Как же так получилось, думала я, медленно направляясь к стоявшей посреди дороги группе, почему в этой странной экспедиции кроме Мишки нет ни одного человека, которого я на самом деле хотела бы взять с собой, которого я могла бы спасти потому, что это было нужно именно мне? Мамы больше нет, и Ленка, моя Ленка, наверное, тоже сгинула где-то там, в мертвом городе, на матрасе в каком-нибудь школьном лазарете, и все остальные, кто был мне дорог, кого я любила, с кем могла бы сейчас поговорить откровенно, да хотя бы просто переглянуться – пропали, исчезли, а может быть, уже погибли; я запретила себе думать о них – хотя бы на время, хотя бы до тех пор, пока мы не перестанем бежать, не доберемся до озера, где можно будет отойти подальше в лес, сесть на корточки, обнять дерево и зажмуриться, но скажите мне кто-нибудь, каковы шансы встретить знакомых тебе людей на пустой, ночной дороге длиной в семьсот с лишним километров, и почему, черт возьми, это обязательно должны оказаться именно эти люди, а не другие – те, кто так мне был бы сейчас нужен?
Я подошла поближе и осторожно взяла Сережу за руку, он тут же живо обернулся ко мне:
– Нет, ты представляешь, Анька? Ты представь только! Мы могли просто молча проехать мимо..
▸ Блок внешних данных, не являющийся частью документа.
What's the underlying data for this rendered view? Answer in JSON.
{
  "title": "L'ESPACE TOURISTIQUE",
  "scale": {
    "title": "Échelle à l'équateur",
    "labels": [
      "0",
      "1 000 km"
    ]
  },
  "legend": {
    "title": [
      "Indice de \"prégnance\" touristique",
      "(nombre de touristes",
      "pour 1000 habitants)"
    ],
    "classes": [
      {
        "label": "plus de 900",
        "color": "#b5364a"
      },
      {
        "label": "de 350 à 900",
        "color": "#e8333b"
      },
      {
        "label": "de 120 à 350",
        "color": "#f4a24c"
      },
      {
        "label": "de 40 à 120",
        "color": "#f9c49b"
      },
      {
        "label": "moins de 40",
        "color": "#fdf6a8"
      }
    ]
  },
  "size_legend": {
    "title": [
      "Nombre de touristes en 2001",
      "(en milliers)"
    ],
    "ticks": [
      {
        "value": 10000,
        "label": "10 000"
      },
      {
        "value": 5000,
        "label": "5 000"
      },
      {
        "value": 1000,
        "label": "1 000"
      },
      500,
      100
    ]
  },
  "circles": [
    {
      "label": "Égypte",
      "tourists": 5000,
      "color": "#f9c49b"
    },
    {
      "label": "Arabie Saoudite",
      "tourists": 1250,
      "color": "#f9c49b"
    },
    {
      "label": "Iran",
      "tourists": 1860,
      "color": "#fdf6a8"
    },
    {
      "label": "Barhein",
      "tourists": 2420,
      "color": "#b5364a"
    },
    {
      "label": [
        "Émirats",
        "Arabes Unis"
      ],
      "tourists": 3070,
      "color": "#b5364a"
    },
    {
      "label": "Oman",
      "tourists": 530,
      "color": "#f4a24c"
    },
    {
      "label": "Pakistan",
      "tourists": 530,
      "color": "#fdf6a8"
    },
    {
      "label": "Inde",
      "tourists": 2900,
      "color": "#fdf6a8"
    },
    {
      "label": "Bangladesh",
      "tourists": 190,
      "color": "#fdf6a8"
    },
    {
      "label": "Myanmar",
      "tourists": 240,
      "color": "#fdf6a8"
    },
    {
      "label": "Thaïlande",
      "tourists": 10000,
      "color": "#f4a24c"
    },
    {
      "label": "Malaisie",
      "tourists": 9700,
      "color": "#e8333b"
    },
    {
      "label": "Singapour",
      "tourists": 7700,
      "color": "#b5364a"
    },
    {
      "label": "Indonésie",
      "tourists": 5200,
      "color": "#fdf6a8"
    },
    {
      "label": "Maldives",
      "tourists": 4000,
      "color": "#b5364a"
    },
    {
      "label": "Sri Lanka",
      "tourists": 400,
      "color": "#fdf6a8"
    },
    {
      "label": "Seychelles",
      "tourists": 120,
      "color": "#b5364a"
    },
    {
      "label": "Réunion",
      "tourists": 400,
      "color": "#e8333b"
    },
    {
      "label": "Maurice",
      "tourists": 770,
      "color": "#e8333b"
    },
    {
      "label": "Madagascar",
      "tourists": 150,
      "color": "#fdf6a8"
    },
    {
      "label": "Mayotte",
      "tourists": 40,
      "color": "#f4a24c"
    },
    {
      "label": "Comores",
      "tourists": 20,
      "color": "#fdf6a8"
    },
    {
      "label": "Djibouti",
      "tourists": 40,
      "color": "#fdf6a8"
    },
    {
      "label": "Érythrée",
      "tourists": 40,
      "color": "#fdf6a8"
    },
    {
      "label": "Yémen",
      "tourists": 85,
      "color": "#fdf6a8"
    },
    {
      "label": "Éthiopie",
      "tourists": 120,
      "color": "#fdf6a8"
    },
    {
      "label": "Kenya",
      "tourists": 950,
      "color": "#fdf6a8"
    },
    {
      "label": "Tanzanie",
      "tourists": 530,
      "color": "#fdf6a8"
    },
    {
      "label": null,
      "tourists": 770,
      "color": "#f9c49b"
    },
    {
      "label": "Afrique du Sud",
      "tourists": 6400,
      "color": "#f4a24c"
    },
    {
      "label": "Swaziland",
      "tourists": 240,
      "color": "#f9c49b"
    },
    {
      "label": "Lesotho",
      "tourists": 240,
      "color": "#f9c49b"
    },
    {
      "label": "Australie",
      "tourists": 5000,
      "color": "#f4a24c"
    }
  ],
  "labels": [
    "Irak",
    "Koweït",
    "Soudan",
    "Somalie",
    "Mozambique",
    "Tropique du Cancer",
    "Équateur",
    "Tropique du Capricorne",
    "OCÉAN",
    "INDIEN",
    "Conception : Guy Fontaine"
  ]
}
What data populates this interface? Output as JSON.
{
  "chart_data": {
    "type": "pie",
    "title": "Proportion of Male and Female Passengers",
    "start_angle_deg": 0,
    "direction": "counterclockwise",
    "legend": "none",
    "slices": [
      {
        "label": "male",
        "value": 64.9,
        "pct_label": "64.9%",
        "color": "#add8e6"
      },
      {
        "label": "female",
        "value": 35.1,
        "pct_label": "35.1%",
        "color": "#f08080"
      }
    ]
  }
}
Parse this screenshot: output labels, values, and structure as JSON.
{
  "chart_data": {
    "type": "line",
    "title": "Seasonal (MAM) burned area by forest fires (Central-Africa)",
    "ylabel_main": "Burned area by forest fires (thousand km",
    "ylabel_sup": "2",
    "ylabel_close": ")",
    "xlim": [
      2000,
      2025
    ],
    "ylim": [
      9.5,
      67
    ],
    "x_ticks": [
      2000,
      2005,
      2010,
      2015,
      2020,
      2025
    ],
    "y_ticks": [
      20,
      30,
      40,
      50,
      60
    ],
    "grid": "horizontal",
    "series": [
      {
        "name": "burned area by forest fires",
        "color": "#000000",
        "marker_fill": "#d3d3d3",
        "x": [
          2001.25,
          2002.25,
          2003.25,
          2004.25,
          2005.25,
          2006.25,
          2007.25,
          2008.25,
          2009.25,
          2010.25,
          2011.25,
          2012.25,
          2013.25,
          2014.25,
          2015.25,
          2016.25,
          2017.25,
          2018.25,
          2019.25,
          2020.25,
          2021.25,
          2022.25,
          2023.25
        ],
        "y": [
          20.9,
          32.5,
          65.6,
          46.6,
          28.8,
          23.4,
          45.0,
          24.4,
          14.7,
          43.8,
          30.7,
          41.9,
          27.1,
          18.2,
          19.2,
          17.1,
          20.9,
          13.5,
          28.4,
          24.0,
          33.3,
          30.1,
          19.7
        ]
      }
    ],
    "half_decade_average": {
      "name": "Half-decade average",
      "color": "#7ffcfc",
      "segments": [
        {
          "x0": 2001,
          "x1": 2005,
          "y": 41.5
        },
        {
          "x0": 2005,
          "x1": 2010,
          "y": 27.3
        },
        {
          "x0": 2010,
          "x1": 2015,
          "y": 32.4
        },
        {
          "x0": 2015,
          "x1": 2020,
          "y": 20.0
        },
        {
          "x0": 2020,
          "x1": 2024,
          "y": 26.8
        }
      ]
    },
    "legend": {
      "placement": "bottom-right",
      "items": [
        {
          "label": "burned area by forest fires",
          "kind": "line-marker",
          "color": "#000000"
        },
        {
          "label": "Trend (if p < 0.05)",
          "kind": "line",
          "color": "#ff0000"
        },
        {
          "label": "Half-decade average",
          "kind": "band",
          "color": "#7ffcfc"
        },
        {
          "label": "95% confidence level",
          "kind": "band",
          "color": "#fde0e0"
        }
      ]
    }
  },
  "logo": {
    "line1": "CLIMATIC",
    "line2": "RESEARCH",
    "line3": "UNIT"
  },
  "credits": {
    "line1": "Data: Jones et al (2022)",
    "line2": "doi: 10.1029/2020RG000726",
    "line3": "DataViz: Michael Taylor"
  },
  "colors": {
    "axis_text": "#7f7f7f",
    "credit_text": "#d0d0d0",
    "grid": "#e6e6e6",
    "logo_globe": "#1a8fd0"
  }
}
– Да ты со своими рациями всю плешь мне проел в свое время, проедешь тут молча, - перебил его Андрей, приобнял Сережу за плечо и широко, радостно улыбнулся – пожалуй, я никогда еще не видела на его лице ни подобной радости, ни такого волнения. Я помнила его как высокомерного, мрачноватого типа, с которым Сережа дружил то ли со школьных времен, то ли с институтских, и как во многих долго существующих парах, роли у них распределились давным-давно – настолько, что неважно было, что именно представляет собой каждый из них сейчас, потому что они по-прежнему носили друг перед другом свои привычные, словно приросшие с детства маски, а я так и не смогла привыкнуть к роли, которая в этой дружбе досталась Сереже.
– Аня, - очень громко и очень радостно произнесла стоявшая рядом с ним женщина, и повернулась к мужу: - я же говорила тебе, что это был Анин голос, а не Ирин!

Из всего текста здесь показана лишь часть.